Non si tratta di una consapevolezza apologetica come quella che si vuol costruire
spesso nelle scuole, secondo criteri nazionalistici e clericali, per cui del
passato si ricorda solo ciò che giova alle nostre certezze e si dimentica il resto. Se
aderisce onestamente ai fatti la memoria è ambivalente. Avremmo motivi, a volte,
per dubitare di Dio. Così mi veniva fatto di pensare nei giorni scorsi quando
un’immensa moltitudine è accorsa nei campi di Auschwitz. Quel luogo era anche un
segno dell’assenza di Dio; uno poteva anche domandarsi come possa ancora essere
invocato come padre quel Dio che ha permesso un genocidio di dimensioni così
spaventose. La memoria, se è obiettiva, è ragione di perplessità, quanto meno. Noi
ci troviamo oggi in una condizione difficile perché non possiamo ricordare il
passato dell’uomo secondo le dimensioni accomodate della storia sacra. Le vicende
umane non sono da ricondursi alle origini fissate dalla cronologia biblica, perché la
scienza ci costringe a spostare l’origine dell’uomo a milioni di anni fa. Difficilmente
possiamo collocare l’epopea della specie umana sotto l’arco della divina paternità.
Le prospettive che la scienza ci obbliga ad avere non si confanno con la facile fede.

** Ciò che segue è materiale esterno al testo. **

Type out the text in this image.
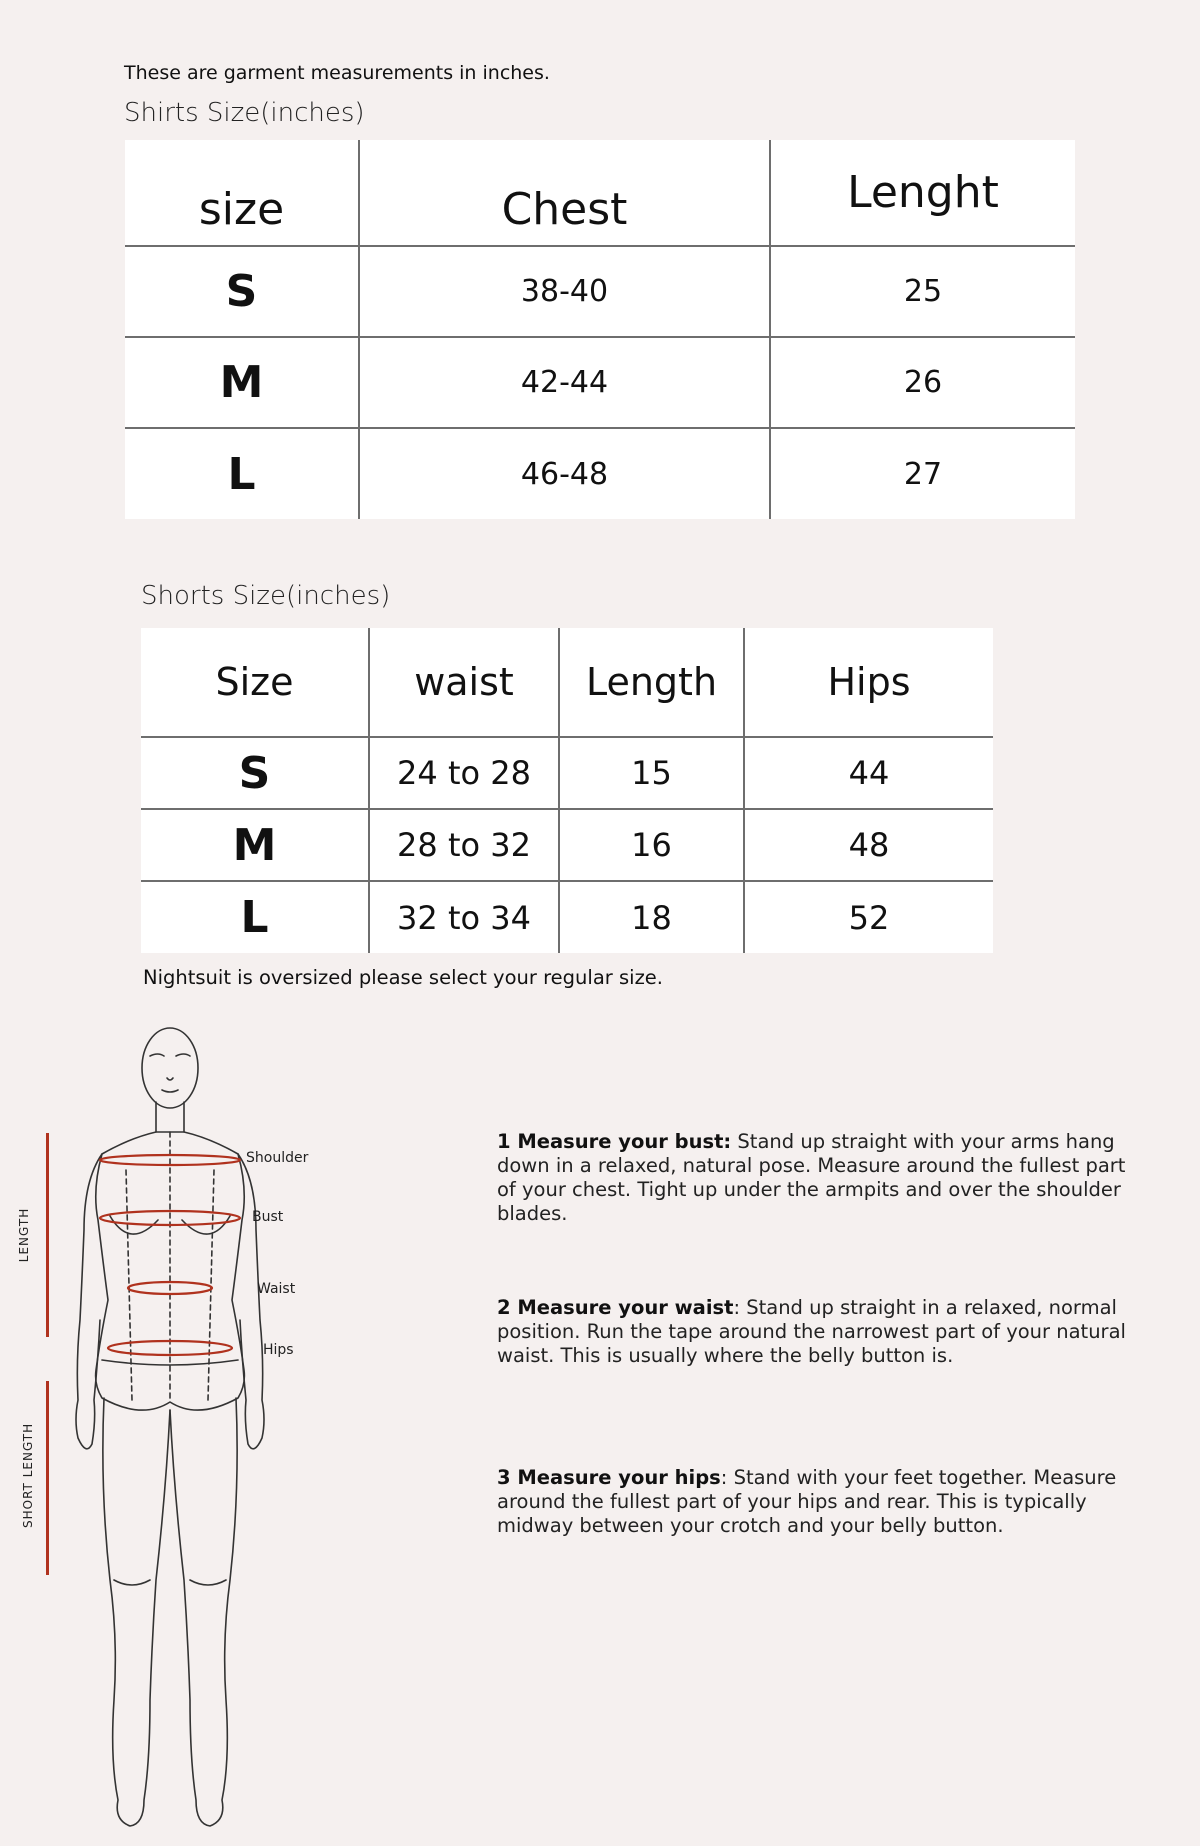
These are garment measurements in inches.
Shirts Size(inches)
size	Chest	Lenght
S	38-40	25
M	42-44	26
L	46-48	27
Shorts Size(inches)
Size	waist	Length	Hips
S	24 to 28	15	44
M	28 to 32	16	48
L	32 to 34	18	52
Nightsuit is oversized please select your regular size.
LENGTH
SHORT LENGTH
Shoulder
Bust
Waist
Hips
1 Measure your bust: Stand up straight with your arms hang down in a relaxed, natural pose. Measure around the fullest part of your chest. Tight up under the armpits and over the shoulder blades.
2 Measure your waist: Stand up straight in a relaxed, normal position. Run the tape around the narrowest part of your natural waist. This is usually where the belly button is.
3 Measure your hips: Stand with your feet together. Measure around the fullest part of your hips and rear. This is typically midway between your crotch and your belly button.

E anche se noi parliamo dell’uomo sulla terra, non possiamo più parlare con l’enfasi
di chi lo vedeva al centro del mondo. Come sappiamo l’uomo è disperso in un
pianeta disperso in una galassia dispersa. E la vita che l’uomo ha in sé quale sintesi
di lunghi processi è come un episodio improbabile e fragile in un universo che ci
appare senza vita. La nostra mente, nell’età adulta che deve avere — l’età
infantile, ingenua oggi diventa patologica e pericolosa — si trova come
nell’impossibilità di costruire 1a fede con dati obiettivi. Ecco la nostra prova. Una
prova nuova a cui dobbiamo far fronte con coraggio perché — ecco il punto di
superamento dello stato di crisi — la fede che noi proponiamo, che noi
proclamiamo, che noi dobbiamo vivere nasce da una certificazione interiore che
viene dallo Spirito Santo, la persona della Trinità direttamente impegnata
nell’evento straordinario della fede. Anche nella nostra vita personale, se noi
ricordiamo il passato avendo negli occhi della memoria una luce di amore,
riusciamo a scorgere il fiore tra le macerie: quel fiore è più importante delle
macerie. La verità del passato morto si illumina nella proiezione di un interrogativo
che lo ricostruisce secondo la straordinaria esperienza
del presente. Se io ripenso al passato secondo la mia fede trovo motivi di glorificare
Dio. Non si tratta di prove oggettive da pubblicare in piazza, ma di una verità
assoluta, quella che l’amore narra a se stesso. Posso narrare la gloria di Dio nei fatti
del passato, ma non come chi polemizza col non credente portando prove in mano,
ma come chi parla a se stesso delle meraviglie conosciute solo dall’amore.